「新しい心」『リアホナ』2024年12月号
末日聖徒の声
新しい心
クリスマスイブにいちばん行きたくなかったのは,軍の刑務所でした。
わたしたちがフィリピンに住んでいたころのことです。ある年のクリスマスイブに,父がクラーク空軍基地の従軍聖職者の仕事を終えて早めに帰って来ました。
「ねぇ,タム。クッキーを作って,クリスマスソングをギターで弾けるよう練習してくれないかなあ。それと,キリスト降誕の衣装に必要な材料も集めないとね。我が家は今夜,刑務所で過ごすんだ。」
わたしは,家族を引き連れて全世界を巡る両親に,まだ怒りを感じていました。中でもいちばん嫌だったのは,クリスマスイブを軍の刑務所で過ごすことでした。わたしは文句を言いましたが,無駄でした。
刑務所に入ると,椅子とテーブルが置かれた殺風景な部屋に案内されました。間もなくドアが開き,父は足かせをはめられて手錠をかけられた男性たちを温かく部屋に招き入れました。
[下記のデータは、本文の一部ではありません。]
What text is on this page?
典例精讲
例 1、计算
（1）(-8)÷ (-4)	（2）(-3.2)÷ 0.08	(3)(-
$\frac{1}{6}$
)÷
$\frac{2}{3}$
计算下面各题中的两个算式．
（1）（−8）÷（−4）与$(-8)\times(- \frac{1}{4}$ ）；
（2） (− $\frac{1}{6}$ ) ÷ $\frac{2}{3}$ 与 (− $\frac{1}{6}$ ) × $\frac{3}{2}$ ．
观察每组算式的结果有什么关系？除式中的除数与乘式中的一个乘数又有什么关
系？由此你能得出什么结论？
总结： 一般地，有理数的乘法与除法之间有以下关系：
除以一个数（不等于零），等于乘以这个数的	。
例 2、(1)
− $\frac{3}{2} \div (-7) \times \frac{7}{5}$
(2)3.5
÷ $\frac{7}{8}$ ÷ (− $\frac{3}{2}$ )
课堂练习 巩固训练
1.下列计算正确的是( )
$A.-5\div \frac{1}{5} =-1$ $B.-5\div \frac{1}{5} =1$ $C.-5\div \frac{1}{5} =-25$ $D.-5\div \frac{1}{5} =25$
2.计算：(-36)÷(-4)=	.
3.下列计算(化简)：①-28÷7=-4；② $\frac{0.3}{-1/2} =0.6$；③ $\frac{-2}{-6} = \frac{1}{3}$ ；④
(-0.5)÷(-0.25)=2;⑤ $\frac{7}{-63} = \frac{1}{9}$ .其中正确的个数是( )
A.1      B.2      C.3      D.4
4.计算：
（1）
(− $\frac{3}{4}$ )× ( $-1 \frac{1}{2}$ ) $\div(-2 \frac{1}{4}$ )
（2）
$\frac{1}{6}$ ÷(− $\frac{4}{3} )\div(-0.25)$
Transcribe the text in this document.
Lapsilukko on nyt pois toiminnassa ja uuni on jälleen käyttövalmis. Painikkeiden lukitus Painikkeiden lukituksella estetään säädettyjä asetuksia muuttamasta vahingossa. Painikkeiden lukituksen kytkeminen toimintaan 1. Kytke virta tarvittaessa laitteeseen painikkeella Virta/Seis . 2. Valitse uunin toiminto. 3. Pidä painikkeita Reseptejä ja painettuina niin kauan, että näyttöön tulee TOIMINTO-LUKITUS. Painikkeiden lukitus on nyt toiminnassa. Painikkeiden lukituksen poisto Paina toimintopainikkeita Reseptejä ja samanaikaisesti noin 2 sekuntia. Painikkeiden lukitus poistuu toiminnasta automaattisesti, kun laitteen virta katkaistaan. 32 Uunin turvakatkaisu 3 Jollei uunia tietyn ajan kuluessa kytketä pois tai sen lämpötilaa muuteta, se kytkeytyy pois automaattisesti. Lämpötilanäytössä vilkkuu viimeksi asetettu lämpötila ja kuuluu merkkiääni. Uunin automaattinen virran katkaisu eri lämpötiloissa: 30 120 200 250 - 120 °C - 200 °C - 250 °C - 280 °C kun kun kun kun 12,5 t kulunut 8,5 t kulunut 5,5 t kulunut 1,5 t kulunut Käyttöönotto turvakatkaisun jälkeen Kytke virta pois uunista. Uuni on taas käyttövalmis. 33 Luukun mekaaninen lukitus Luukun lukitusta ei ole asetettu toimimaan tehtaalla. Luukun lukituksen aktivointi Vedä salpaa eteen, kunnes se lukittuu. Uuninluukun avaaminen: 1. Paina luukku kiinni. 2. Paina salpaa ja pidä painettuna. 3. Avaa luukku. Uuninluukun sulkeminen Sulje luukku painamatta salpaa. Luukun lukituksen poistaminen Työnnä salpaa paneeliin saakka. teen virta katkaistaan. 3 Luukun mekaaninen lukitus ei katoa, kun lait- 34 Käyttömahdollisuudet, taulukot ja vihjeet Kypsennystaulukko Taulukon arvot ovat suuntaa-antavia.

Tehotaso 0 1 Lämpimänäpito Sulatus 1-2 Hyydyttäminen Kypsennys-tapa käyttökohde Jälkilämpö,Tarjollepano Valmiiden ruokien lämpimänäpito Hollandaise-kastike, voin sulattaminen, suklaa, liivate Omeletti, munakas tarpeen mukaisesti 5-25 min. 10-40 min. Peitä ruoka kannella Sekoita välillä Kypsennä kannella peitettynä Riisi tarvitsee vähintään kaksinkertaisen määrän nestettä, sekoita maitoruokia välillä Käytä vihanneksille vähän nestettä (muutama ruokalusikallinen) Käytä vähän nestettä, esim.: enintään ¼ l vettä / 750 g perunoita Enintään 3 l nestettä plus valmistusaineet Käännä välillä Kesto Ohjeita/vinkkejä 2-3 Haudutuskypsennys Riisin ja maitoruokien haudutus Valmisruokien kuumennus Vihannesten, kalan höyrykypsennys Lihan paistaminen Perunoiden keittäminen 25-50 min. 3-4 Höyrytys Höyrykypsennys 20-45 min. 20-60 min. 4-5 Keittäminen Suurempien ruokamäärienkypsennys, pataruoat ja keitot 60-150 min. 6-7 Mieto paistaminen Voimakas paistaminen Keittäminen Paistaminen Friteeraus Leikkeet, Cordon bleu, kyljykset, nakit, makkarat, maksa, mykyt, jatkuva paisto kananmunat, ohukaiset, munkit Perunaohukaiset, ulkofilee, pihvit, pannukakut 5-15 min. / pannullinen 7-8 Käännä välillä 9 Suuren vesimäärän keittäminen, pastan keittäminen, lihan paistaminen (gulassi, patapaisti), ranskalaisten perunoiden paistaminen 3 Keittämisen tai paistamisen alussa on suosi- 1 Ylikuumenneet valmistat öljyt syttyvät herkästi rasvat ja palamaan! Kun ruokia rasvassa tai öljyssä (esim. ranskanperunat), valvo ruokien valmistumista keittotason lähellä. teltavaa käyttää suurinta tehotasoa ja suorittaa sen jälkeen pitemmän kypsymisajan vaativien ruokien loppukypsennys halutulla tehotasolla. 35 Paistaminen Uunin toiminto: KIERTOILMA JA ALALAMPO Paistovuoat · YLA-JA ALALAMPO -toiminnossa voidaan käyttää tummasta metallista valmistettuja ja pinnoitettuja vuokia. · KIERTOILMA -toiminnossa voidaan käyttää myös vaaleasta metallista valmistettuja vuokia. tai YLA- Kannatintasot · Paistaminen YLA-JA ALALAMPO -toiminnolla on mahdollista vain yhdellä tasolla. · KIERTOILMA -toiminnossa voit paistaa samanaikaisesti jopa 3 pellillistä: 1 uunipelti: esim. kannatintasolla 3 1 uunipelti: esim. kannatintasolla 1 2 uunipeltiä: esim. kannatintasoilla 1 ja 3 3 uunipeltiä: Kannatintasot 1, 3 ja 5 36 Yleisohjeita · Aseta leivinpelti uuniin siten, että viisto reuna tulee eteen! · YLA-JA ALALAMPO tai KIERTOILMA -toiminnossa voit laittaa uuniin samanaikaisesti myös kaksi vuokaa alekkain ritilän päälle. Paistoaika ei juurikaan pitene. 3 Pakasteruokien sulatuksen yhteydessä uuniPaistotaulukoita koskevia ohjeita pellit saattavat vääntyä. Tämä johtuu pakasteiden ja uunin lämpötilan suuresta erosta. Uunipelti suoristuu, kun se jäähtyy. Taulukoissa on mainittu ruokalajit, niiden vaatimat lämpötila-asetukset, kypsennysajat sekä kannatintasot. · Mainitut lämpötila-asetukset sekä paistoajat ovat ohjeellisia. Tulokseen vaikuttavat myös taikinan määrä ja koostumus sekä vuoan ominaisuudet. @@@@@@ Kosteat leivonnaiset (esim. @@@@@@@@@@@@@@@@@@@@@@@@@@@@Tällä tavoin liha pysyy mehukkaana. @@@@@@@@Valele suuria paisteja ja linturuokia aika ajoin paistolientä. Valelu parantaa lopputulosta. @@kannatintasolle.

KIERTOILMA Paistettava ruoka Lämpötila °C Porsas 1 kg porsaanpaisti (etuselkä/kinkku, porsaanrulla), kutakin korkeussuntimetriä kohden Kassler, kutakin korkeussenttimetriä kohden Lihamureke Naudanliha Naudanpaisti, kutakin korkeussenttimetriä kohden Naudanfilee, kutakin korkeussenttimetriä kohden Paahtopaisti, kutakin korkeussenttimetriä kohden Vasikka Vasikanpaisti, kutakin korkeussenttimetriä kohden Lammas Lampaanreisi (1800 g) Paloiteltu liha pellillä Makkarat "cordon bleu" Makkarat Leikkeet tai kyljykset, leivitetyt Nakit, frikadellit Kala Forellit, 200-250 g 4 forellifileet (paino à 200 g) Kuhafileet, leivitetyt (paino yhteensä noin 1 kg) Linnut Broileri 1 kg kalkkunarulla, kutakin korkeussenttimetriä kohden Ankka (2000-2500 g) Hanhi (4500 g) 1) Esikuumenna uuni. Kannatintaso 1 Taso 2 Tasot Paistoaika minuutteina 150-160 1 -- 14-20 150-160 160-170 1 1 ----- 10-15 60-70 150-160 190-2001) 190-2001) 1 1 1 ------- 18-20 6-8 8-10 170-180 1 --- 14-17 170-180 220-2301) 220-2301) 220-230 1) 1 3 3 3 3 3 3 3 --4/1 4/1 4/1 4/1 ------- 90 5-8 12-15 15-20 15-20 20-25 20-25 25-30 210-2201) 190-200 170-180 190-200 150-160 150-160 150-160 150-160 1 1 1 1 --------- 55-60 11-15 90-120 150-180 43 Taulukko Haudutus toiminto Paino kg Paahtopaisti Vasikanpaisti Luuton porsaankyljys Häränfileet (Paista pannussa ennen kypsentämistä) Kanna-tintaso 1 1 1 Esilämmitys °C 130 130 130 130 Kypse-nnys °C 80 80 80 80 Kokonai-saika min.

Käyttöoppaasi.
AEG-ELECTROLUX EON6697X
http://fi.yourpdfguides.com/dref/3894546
それから,クリスマスの歌を歌い,ルカ2章を劇で再現し,手作りのお菓子を食べるのです。すべて,家ですることと同じでした。しかし,違う部分がありました。
その晩,この人たちの謙遜な感謝の気持ちを目の当たりにして,思春期のわたしの心が和らいだのです。そのうちの一人が,キリストの降誕劇に触れて,「ぼくも劇に出ていいですか」と聞いてきました。劇に出たがる人は,ほかにもいました。間もなく降誕劇が始まり,人数の増えた「天使たち」が,救い主の特別に降誕されることを告げました。
彼らは,望んでいなかった場所にいましたし,わたしは行きたくない国にいたのです。しかし,わたしは救い主がわたしたちを見て,知って,愛しておられることを知っていました。救い主もまたへりくだり,いたくない場所におられたのです(ルカ22:42参照)。16歳のわたしは,いたくない場所にいるのが自分だけではないことを知りました。
そのクリスマスイブに涙をぬぐったのは,この人たちだけではありませんでした。その夜,人生を変えたのは,クリスマスのお祝いではなく,キリストの持っておられる,人を励まし,癒す力だったのです。
あのクリスマスイブから50年近くがたちますが,それは,今でも神聖な思い出となっています。わたしにとって最も特別で,思いがけず頂いた輝かしいクリスマスの贈り物は,新しい心でした。その後,わたしにとって,すべてが変わりました。
わたしがフィリピンでの生活を受け入れ,新しい友人を作り,奉仕する方法を見いだし,幸せになることを選んだのは,すべてあのクリスマスイブに刑務所で,イエス・キリストと主の力強い愛について証を受けたおかげだったのです。
主のもとに来るとき,救い主はわたしたちの思いと心から足かせを取り除いてくださることを,わたしは知っています。主こそが,わたしたちへの最もすばらしい贈り物なのです。